Hello,
I loved the mission so far. Just stuck at the final interpretations of the p value of each term.
I would like to understand what this result finally means and what the p value for each word means.

For example, the solution notebook concludes that “it seems that the term “indian” is more associated with high value questions.” But here we can see that the term ‘school’ has appeared more times in high value questions. Here , my question is

Why the solution notebook concluded that the term ‘indian’ is more associated with high value question ?

What does the p value for the terms mean, like what does the p value mean for the terms ‘indian’ and ‘school’ ?

I am attaching a screenshot of the final tibble here.

I’m basing my answer off of what I think your column names are referring to. n_high and n_low tell me that you’re referring to the last screen.

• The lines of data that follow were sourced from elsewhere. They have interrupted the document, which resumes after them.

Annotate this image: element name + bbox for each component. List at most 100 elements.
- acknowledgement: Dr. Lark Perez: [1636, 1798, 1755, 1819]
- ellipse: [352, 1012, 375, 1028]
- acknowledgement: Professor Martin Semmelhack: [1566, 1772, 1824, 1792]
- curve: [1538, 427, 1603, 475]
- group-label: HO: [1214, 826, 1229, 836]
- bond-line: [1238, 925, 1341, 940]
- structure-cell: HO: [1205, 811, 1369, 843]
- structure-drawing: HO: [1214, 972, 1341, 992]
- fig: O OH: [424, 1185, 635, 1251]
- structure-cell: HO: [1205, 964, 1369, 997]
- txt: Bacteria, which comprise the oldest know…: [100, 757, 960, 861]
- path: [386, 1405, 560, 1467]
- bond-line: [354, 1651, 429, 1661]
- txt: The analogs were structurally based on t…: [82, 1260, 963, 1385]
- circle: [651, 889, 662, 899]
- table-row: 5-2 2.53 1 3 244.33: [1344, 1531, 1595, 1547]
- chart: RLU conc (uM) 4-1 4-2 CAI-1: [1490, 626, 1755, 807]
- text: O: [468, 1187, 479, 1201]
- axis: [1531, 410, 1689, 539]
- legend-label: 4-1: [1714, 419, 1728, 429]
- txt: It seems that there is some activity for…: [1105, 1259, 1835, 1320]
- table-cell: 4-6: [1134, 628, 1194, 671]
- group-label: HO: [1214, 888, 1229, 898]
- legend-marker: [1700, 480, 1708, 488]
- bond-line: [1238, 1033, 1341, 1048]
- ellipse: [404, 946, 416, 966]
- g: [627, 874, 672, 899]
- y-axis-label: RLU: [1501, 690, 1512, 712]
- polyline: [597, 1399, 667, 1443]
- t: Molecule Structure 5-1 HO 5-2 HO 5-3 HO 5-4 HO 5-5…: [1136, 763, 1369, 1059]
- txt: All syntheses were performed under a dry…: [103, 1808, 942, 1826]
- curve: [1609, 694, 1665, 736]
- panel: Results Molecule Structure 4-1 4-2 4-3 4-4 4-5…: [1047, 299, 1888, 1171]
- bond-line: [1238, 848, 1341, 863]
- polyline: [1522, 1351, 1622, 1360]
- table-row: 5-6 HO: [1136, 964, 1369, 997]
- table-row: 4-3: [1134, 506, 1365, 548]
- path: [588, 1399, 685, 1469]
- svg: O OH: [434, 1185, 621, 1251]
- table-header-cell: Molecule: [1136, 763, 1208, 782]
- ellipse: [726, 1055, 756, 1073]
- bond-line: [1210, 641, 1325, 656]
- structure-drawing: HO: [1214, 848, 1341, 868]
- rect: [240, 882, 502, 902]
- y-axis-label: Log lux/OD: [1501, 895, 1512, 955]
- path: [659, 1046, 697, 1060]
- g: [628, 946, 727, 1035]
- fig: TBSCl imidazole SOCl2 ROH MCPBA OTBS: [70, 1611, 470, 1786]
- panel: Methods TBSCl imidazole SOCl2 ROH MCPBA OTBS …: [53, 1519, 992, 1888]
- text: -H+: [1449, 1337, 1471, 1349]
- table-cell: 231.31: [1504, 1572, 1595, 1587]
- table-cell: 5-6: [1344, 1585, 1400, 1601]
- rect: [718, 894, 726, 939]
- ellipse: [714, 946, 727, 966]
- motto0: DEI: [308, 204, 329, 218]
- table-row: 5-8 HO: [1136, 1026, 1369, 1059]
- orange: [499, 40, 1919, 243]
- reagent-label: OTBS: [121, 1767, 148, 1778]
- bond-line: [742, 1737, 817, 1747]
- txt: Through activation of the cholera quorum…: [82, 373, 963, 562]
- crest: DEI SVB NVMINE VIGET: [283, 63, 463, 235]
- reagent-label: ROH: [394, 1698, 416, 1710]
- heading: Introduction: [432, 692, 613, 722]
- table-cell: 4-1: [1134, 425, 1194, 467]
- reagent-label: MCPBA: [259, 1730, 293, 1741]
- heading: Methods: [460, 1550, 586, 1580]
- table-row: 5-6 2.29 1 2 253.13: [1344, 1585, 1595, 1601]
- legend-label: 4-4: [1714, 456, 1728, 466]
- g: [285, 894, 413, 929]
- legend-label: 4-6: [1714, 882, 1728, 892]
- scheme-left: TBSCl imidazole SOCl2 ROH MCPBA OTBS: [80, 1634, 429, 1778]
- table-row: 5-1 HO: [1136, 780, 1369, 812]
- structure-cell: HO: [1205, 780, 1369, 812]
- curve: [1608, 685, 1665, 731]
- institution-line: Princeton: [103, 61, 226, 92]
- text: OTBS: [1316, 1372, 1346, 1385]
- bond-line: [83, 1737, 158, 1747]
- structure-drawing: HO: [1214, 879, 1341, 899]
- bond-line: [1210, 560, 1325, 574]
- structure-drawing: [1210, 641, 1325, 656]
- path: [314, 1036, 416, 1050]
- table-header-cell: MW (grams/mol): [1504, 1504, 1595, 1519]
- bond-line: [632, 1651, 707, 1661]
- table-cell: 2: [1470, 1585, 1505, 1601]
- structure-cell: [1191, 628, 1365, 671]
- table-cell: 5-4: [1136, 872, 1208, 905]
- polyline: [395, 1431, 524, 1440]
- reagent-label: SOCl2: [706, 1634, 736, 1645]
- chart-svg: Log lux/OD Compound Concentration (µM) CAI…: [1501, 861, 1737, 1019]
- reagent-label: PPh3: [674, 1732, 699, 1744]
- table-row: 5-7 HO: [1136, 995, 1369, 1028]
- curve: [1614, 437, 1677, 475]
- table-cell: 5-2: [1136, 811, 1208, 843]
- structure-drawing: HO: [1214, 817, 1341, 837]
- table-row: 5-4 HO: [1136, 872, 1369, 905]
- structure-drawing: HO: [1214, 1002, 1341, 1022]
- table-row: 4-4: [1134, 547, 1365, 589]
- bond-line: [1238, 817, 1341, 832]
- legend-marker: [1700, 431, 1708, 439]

In general, a p-value here would be interpreted something along the lines of "If there was actually no difference between between the high-value and low-value questions in terms of using that term (ie indian), then the probability of seeing such a big a difference in term use (266 vs 288) is 0.05%.

You can think of p-value as a sort of “false positive” probability. If someone were to tell you that high-value questions and low-value questions truly use the word “indian” at the same rate, then your p-value is the probability that your data (ie the Jeorpardy data you use) supports this (null) hypothesis.

In this case, the p-value very low, so it suggests that there is actually a difference in the rate of usage of the word “indian” between the high- and low-value questions. Not that the word is associated more with one or the other.

Hello Christian, i really appreciate your response. I think i am close to understand the problem. As the p value for the term indian, is less than 0.5, we shall reject the null hypothesis that there is no difference of appearance rate of the term ‘indian’ between high value and low value questions.

But one thing i am unclear of. The solution notebook says at the end, “From the 20 terms that we looked at, it seems that the term ‘indian’ is more associated with high value questions, interesting!”

Would you please explain what this interpretation means here ? Does it mean that the term ‘indian’ has more chance of appearing in high value questions than other terms ? If so, i am really looking forward to know why because the n_low is greater than n_high for this term. Also, i want to understand why the author has written “interesting” at the end of the interpretation in the solution notebook.

hi @diminishstudioz
This is a very delayed response, but in April I hadn’t started on the Stats part in my DS path with Python If you have already resolved your doubts Great! please ignore the post.

@alegiraldo666 has also asked about interpretation of the results here to which I have responded. If this helps you cool, if not let me know if there’s something I can help you with.